Who's been in charge in India? Here too, Mary Celeste's history is illuminative. It was launched in 1861 as the Amazon and endured an incredible series of mishaps. Her first skipper died on the eve of her first voyage. His replacement ran her into a fishing boat on that trip and the brig had to return to port for repairs. In dock, a fire broke out. On her first Atlantic crossing, she collided with another brig, which sank. After which, the Amazon set off for home and ran aground on a sandbank. The ship was then sold several times and ended up with a New York consortium who renamed her the Mary Celeste.

Sounds like the history of post-independence India to me: bad luck, incompetence, and short-sighted exploitation for profits (money for the ship's owners, votes and the perks of power for our politicians) combining to send a nation spiralling into living-on-the-edge disequilibrium. If there is one thing the Indian people, and the Indian economy needs today, it's a stable government. India is a fine ship, but as it waits pathetically for a staunch crew and captain, it's taking in dangerous levels of water in its hold. "I don't care if it's the bloody BSP running the government at Delhi," a mid-sized industrialist told me last week. "I just want some sort of assurance that the government's writ will run and the men I see up there will manage to stay safe and strong for a full term." As the UF and the Congress played out their ridiculous game, events have moved beyond the realm of black humour. Our leaders have taken us into a world where the word "shame" has no meaning.
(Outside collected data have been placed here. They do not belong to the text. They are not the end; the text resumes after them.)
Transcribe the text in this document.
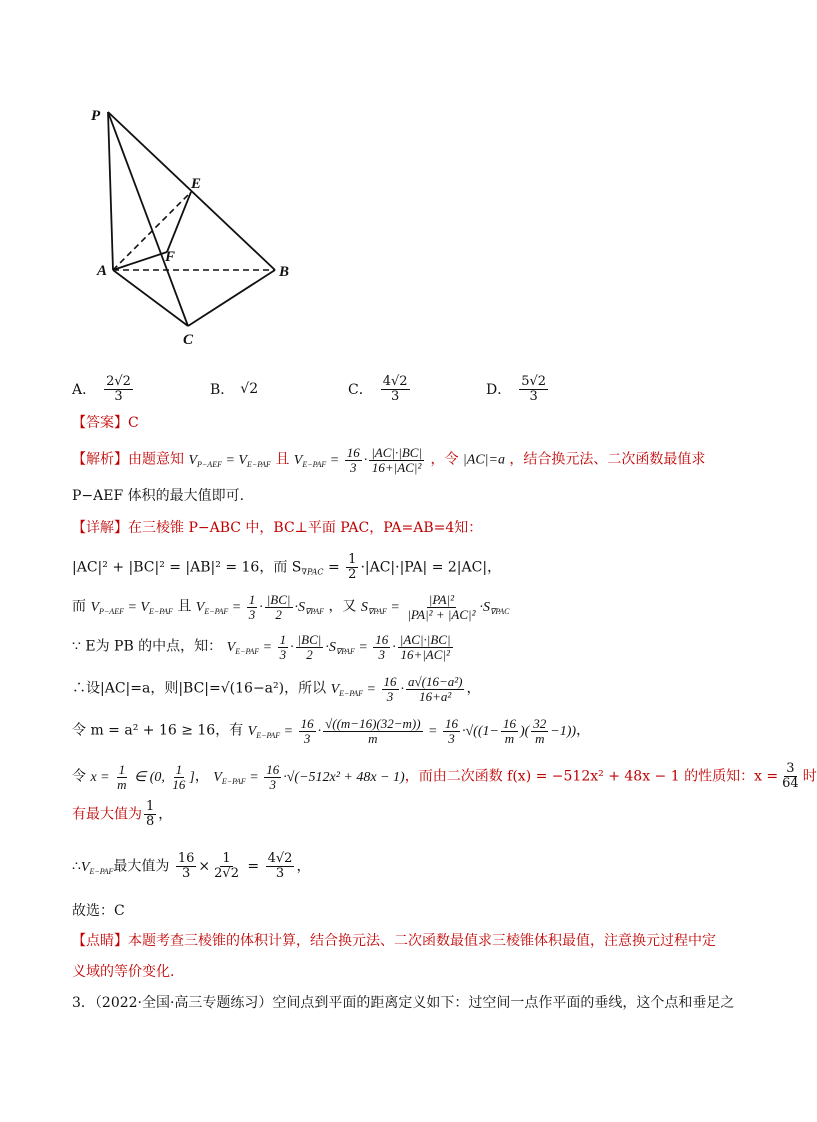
P
E
F
A	B
C
A． $\frac{2√2}{3}$	B． √2	C． $\frac{4√2}{3}$	D． $\frac{5√2}{3}$
【答案】C
【解析】由题意知 $V_{P-AEF} = V_{E-PAF}$ 且 $V_{E-PAF} = \frac{16}{3} \cdot \frac{|AC|\cdot|BC|}{\text{16+|AC|²}}$ ，令 |AC|=a ，结合换元法、二次函数最值求
P−AEF 体积的最大值即可.
【详解】在三棱锥 P−ABC 中，BC⊥平面 PAC，PA=AB=4知：
|AC|² + |BC|² = |AB|² = 16，而 $S_{\nabla PAC} = \frac{1}{2} \cdot|AC|\cdot|PA| = 2|AC|$，
而 $V_{P-AEF} = V_{E-PAF}$ 且 $V_{E-PAF} = \frac{1}{3} \cdot \frac{|BC|}{2} \cdot S_{\nabla PAF}$ ，又 $S_{\nabla PAF} = \frac{\text{|PA|²}}{\text{|PA|² + |AC|²}} \cdot S_{\nabla PAC}$
∵ E为 PB 的中点，知： $V_{E-PAF} = \frac{1}{3} \cdot \frac{|BC|}{2} \cdot S_{\nabla PAF} = \frac{16}{3} \cdot \frac{|AC|\cdot|BC|}{\text{16+|AC|²}}$
∴设|AC|=a，则|BC|=√(16−a²)，所以 $V_{E-PAF} = \frac{16}{3} \cdot \frac{\text{a√(16−a²)}}{\text{16+a²}}$ ，
令 m = a² + 16 ≥ 16，有 $V_{E-PAF} = \frac{16}{3} \cdot \frac{√((m-16)(32-m))}{m} = \frac{16}{3} \cdot√((1- \frac{16}{m}$ )( $\frac{32}{m} -1$))，
令 $x = \frac{1}{m}$ ∈ (0, $\frac{1}{16}$ ]， $V_{E-PAF} = \frac{16}{3} \cdot√(-512x^2 + 48x - 1)$，而由二次函数 f(x) = −512x² + 48x − 1 的性质知：$x = \frac{3}{64}$ 时
有最大值为 $\frac{1}{8}$ ，
$\therefore V_{E-PAF}$最大值为 $\frac{16}{3} \times \frac{1}{2√2} = \frac{4√2}{3}$ ，
故选：C
【点睛】本题考查三棱锥的体积计算，结合换元法、二次函数最值求三棱锥体积最值，注意换元过程中定
义域的等价变化.
3．（2022·全国·高三专题练习）空间点到平面的距离定义如下：过空间一点作平面的垂线，这个点和垂足之
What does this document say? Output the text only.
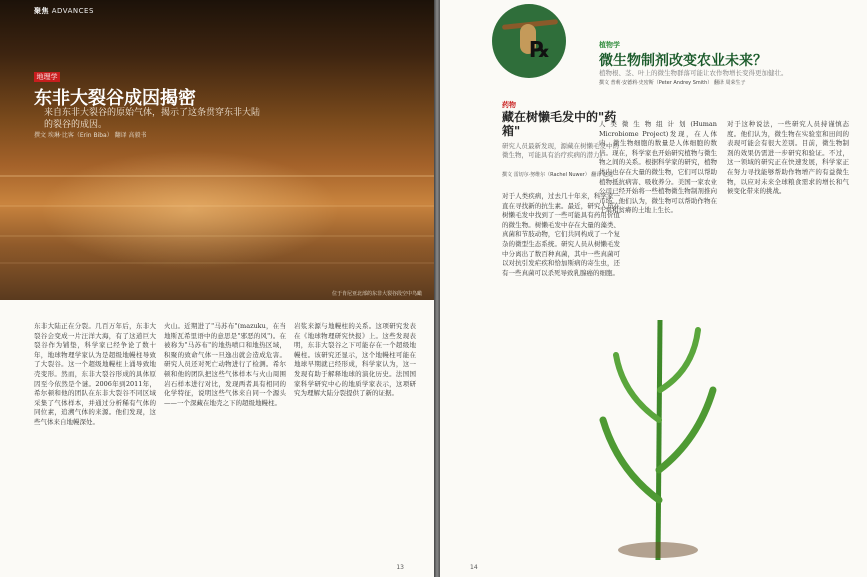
聚焦 ADVANCES
地理学
东非大裂谷成因揭密
来自东非大裂谷的原始气体，揭示了这条贯穿东非大陆的裂谷的成因。
撰文 埃琳·比客（Erin Biba） 翻译 高毅书
位于肯尼亚北部的东非大裂谷段空中鸟瞰
东非大陆正在分裂。几百万年后，东非大裂谷会变成一片汪洋大海，有了这道巨大裂谷作为铺垫，科学家已经争论了数十年，地球物理学家认为是超级地幔柱导致了大裂谷。这一个超级地幔柱上涌导致地壳变形。然而，东非大裂谷形成的具体原因至今依然是个谜。2006年到2011年，希尔顿和他的团队在东非大裂谷不同区域采集了气体样本，并通过分析稀有气体的同位素，追溯气体的来源。他们发现，这些气体来自地幔深处。
火山。近期进了"马苏布"(mazuku，在当地斯瓦希里语中的意思是"邪恶的风")。在被称为"马苏布"的地热喷口和地热区域，积聚的致命气体一旦逸出就会造成危害。研究人员还对死亡动物进行了检测。希尔顿和他的团队把这些气体样本与火山周围岩石样本进行对比，发现两者具有相同的化学特征，说明这些气体来自同一个源头——一个深藏在地壳之下的超级地幔柱。
岩浆来源与地幔柱的关系。这项研究发表在《地球物理研究快报》上。这些发现表明，东非大裂谷之下可能存在一个超级地幔柱。该研究还显示，这个地幔柱可能在地球早期就已经形成，科学家认为，这一发现有助于解释地球的演化历史。法国国家科学研究中心的地质学家表示，这项研究为理解大陆分裂提供了新的证据。
13
℞
药物
藏在树懒毛发中的"药箱"
研究人员最新发现，源藏在树懒毛发中的微生物，可能具有治疗疾病的潜力。
撰文 雷切尔·努维尔（Rachel Nuwer） 翻译 赵庭
植物学
微生物制剂改变农业未来？
植物根、茎、叶上的微生物群落可能让农作物增长变得更加健壮。
撰文 普莉·安德莉·史密斯（Peter Andrey Smith） 翻译 周荣生子
对于人类疾病，过去几十年来，科学家一直在寻找新的抗生素。最近，研究人员在树懒毛发中找到了一些可能具有药用价值的微生物。树懒毛发中存在大量的藻类、真菌和节肢动物，它们共同构成了一个复杂的微型生态系统。研究人员从树懒毛发中分离出了数百种真菌，其中一些真菌可以对抗引发疟疾和恰加斯病的寄生虫，还有一些真菌可以杀死导致乳腺癌的细胞。
人类微生物组计划(Human Microbiome Project)发现，在人体内，微生物细胞的数量是人体细胞的数倍。现在，科学家也开始研究植物与微生物之间的关系。根据科学家的研究，植物体内也存在大量的微生物，它们可以帮助植物抵抗病害、吸收养分。美国一家农业公司已经开始将一些植物微生物制剂推向市场。他们认为，微生物可以帮助作物在干旱和贫瘠的土地上生长。
对于这种说法，一些研究人员持谨慎态度。他们认为，微生物在实验室和田间的表现可能会有很大差别。目前，微生物制剂的效果仍需进一步研究和验证。不过，这一领域的研究正在快速发展，科学家正在努力寻找能够帮助作物增产的有益微生物，以应对未来全球粮食需求的增长和气候变化带来的挑战。
14
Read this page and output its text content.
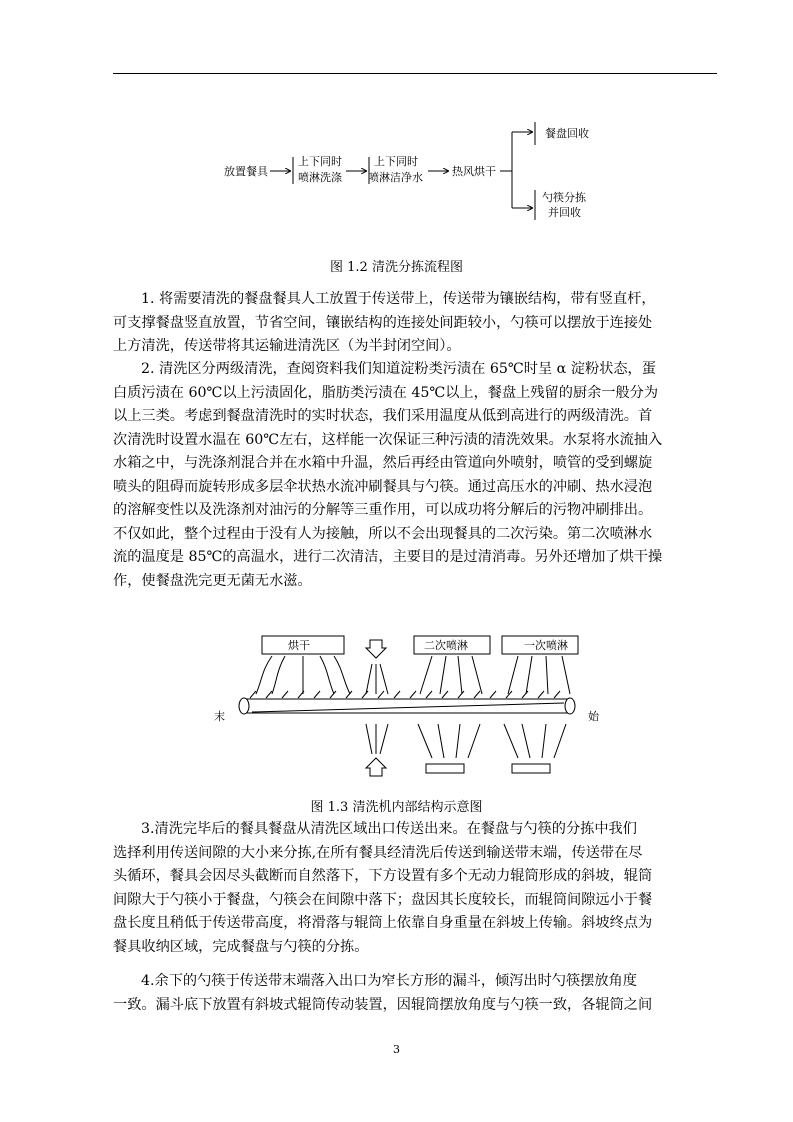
放置餐具
上下同时
喷淋洗涤
上下同时
喷淋洁净水	热风烘干
餐盘回收
勺筷分拣
并回收
图 1.2 清洗分拣流程图
1. 将需要清洗的餐盘餐具人工放置于传送带上，传送带为镶嵌结构，带有竖直杆，
可支撑餐盘竖直放置，节省空间，镶嵌结构的连接处间距较小，勺筷可以摆放于连接处
上方清洗，传送带将其运输进清洗区（为半封闭空间）。
2. 清洗区分两级清洗，查阅资料我们知道淀粉类污渍在 65℃时呈 α 淀粉状态，蛋
白质污渍在 60℃以上污渍固化，脂肪类污渍在 45℃以上，餐盘上残留的厨余一般分为
以上三类。考虑到餐盘清洗时的实时状态，我们采用温度从低到高进行的两级清洗。首
次清洗时设置水温在 60℃左右，这样能一次保证三种污渍的清洗效果。水泵将水流抽入
水箱之中，与洗涤剂混合并在水箱中升温，然后再经由管道向外喷射，喷管的受到螺旋
喷头的阻碍而旋转形成多层伞状热水流冲刷餐具与勺筷。通过高压水的冲刷、热水浸泡
的溶解变性以及洗涤剂对油污的分解等三重作用，可以成功将分解后的污物冲刷排出。
不仅如此，整个过程由于没有人为接触，所以不会出现餐具的二次污染。第二次喷淋水
流的温度是 85℃的高温水，进行二次清洁，主要目的是过清消毒。另外还增加了烘干操
作，使餐盘洗完更无菌无水滋。
烘干	二次喷淋	一次喷淋
末	始
图 1.3 清洗机内部结构示意图
3.清洗完毕后的餐具餐盘从清洗区域出口传送出来。在餐盘与勺筷的分拣中我们
选择利用传送间隙的大小来分拣,在所有餐具经清洗后传送到输送带末端，传送带在尽
头循环，餐具会因尽头截断而自然落下，下方设置有多个无动力辊筒形成的斜坡，辊筒
间隙大于勺筷小于餐盘，勺筷会在间隙中落下；盘因其长度较长，而辊筒间隙远小于餐
盘长度且稍低于传送带高度，将滑落与辊筒上依靠自身重量在斜坡上传输。斜坡终点为
餐具收纳区域，完成餐盘与勺筷的分拣。
4.余下的勺筷于传送带末端落入出口为窄长方形的漏斗，倾泻出时勺筷摆放角度
一致。漏斗底下放置有斜坡式辊筒传动装置，因辊筒摆放角度与勺筷一致，各辊筒之间
3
Everyone I meet, though, tells me that we will never have a stable government in the near future. The choice will be between coalitions that are more stable and those that are less. I personally do not believe this—foolhardily, I suppose, but if that reading is true.... Over 11 years since it was found drifting and empty, the Mary Celeste changed hands 17 times. She sailed up and down America's eastern seaboard, losing crew and cargo, and suffering every sort of mishap from collisions to shipboard fires. In 1884, her last owners overinsured her and sent her to Haiti where, in the calmest of seas and with the clearest visibility, she ran aground! The conspirators were brought to book but Mary Celeste rotted away forgotten on a coral reef.